API company Kong is launching its open source AI Gateway, today, an extension of its existing API gateway that allows developers and operations teams to integrate their applications with one or more large language models (LLMs) and access them through a single API. On top of this, Kong is launching several AI-specific features prompt engineering, credential management and more.
“We think that AI is an additional use case for APIs,” Kong co-founder and CTO Marco Palladino told me. “APIs are driven by use cases: mobile, microservices — AI just happens to be the latest one. When we look at AI, we’re really looking at APIs all over the place. We’re looking at APIs when it comes to consuming AI, we’re looking at APIs to fine-tune the AI, and AI itself. […] So the more AI, the more API usage we’re going to have in the world.”
Palladino argues that while virtually every organization is looking at how to use AI, they are also afraid of leaking data. Eventually, he believes, these companies will want to run their models locally and maybe use the cloud as a fallback. For the time being, though, these companies also need to figure out how to manage the credentials for accessing cloud-based models, control and log traffic, manage quotas, etc.
“With our API gateway, we wanted to provide an offering that allows developers to be more productive when building on AI by being able to leverage our gateway to consume one or more LLM providers without having to change their code,” he noted.

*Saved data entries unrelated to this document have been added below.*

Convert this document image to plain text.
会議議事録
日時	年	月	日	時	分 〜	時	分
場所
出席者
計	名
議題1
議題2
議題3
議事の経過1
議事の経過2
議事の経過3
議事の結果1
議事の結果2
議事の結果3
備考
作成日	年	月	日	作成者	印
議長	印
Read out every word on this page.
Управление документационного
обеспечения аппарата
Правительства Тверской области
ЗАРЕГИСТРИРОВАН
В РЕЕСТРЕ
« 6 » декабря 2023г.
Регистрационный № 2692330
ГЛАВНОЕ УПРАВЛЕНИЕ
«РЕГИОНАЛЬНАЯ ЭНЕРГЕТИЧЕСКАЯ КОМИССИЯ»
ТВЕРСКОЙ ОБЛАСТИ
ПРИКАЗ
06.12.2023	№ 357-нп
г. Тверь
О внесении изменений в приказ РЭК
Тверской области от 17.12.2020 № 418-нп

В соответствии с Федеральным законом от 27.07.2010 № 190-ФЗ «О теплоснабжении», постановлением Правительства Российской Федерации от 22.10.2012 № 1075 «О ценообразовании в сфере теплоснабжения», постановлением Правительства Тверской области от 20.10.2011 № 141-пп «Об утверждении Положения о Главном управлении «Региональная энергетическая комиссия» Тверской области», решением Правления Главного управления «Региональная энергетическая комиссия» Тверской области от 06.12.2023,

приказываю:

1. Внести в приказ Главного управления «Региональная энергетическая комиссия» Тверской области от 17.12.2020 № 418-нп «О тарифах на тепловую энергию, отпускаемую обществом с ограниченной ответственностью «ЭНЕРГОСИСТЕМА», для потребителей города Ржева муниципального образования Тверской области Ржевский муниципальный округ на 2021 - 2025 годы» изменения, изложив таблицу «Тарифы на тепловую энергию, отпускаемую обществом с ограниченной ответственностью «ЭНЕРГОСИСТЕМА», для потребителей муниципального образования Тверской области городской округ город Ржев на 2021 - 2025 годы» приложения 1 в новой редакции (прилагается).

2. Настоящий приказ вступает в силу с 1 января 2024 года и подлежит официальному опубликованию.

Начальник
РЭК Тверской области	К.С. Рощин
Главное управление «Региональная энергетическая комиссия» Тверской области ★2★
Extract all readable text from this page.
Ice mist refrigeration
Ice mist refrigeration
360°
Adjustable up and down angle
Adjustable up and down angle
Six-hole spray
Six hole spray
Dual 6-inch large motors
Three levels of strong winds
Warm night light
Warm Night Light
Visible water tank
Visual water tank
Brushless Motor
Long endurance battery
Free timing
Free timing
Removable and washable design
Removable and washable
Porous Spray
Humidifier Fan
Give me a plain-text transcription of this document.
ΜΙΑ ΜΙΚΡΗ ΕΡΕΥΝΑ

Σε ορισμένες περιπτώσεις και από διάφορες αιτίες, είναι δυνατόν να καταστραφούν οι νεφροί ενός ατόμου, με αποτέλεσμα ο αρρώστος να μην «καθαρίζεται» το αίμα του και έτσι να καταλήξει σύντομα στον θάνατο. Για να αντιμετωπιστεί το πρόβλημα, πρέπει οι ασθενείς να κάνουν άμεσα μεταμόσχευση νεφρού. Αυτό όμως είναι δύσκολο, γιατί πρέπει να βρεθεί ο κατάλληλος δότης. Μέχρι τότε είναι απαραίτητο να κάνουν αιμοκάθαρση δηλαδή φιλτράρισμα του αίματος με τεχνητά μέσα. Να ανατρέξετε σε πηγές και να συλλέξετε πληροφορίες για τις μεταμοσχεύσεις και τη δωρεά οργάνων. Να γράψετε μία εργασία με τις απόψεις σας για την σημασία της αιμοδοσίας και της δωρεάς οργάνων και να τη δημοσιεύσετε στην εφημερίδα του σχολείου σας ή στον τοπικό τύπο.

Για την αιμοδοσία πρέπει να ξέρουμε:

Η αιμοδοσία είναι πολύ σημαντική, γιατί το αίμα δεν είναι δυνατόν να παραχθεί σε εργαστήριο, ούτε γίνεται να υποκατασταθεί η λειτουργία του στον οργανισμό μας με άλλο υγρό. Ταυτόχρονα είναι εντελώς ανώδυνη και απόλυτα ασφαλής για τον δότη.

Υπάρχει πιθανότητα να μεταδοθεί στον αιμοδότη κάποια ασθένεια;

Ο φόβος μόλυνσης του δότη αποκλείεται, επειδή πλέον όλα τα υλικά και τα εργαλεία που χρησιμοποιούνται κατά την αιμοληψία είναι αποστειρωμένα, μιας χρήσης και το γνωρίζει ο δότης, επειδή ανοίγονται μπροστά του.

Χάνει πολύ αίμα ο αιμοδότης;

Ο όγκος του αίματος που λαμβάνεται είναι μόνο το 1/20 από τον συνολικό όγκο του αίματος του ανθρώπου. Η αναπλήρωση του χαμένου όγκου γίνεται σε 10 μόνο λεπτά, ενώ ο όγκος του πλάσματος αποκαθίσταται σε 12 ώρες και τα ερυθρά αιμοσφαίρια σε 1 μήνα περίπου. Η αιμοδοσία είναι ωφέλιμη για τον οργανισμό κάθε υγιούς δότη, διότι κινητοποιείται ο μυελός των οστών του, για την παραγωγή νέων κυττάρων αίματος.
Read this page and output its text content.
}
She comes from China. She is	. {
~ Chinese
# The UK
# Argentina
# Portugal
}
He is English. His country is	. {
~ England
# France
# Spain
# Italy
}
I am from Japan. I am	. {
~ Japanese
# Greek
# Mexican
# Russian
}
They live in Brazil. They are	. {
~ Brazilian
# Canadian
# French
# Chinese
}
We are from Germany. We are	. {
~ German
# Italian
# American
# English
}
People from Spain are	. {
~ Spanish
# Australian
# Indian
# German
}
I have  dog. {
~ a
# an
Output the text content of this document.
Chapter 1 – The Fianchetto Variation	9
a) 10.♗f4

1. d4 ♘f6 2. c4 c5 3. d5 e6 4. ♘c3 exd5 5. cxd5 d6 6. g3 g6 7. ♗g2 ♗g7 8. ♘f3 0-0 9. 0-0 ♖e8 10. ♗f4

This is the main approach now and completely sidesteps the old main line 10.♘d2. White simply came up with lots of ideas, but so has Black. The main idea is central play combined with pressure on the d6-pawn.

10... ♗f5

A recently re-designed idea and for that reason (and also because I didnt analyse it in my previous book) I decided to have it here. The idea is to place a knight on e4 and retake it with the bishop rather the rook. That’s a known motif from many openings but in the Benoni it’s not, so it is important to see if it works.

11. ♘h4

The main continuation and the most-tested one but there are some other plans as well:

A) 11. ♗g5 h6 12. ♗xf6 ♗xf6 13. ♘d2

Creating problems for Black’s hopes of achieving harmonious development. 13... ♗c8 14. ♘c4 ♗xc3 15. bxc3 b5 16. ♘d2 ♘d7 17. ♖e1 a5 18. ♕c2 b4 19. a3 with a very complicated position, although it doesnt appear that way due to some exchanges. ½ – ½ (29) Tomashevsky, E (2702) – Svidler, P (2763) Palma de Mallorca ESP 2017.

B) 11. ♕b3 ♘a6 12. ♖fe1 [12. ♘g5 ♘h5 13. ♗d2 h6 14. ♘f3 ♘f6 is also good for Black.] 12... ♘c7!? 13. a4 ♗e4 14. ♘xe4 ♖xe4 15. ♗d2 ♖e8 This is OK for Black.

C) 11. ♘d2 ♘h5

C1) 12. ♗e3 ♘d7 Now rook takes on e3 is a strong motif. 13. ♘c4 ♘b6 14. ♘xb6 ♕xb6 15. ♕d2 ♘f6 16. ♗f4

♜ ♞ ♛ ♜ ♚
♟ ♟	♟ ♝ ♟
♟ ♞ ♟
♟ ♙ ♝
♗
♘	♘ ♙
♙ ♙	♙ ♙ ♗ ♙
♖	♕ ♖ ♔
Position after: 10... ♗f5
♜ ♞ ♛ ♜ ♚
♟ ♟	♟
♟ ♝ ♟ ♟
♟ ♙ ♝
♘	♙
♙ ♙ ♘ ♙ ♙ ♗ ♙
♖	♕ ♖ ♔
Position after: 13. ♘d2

The gateway currently supports Anthropic, Azure, Cohere, Meta’s LLaMA models, Mistral and OpenAI.
The Kong team argues that most other API providers currently manage AI APIs in the same way as any other APIs. Yet by layering these additional AI-specific features on top of the API, the Kong team believes, it can enable new use cases (or at least make existing ones easier to implement). Using the AI response and request transformers, which are part of the new AI Gateway, developers can change prompts and their results on the fly to automatically translate them or remove personally identifiable information, for example.
Prompt engineering, too, is deeply integrated into the gateway, enabling businesses to enforce their guidelines on top of these models. This also means that there is a central point for managing these guidelines and prompts.
It’s been almost nine years since the launch of the Kong API Management Platform. At the time, the company that is now Kong was still known as Mashape, but as Mashape/Kong co-founder and CEO Augusto Marietti told me in an interview earlier this week, this was almost a bit of a last-ditch effort. “Mashape was going nowhere and then Kong is the number one API product on GitHub,” he said. Marietti noted that Kong was cash-flow positive in the last quarter — and isn’t currently looking for funding — so that worked out quite well.
Now, the Kong Gateway is at the core of the company’s platform and also what powers the new AI Gateway. Indeed, current Kong users only have to upgrade their current install to get access to all of the new AI features.
As of now, these new AI features are available for free. Over time, Kong expects to launch paid premium features as well, but the team stressed that this is not the goal for this current release.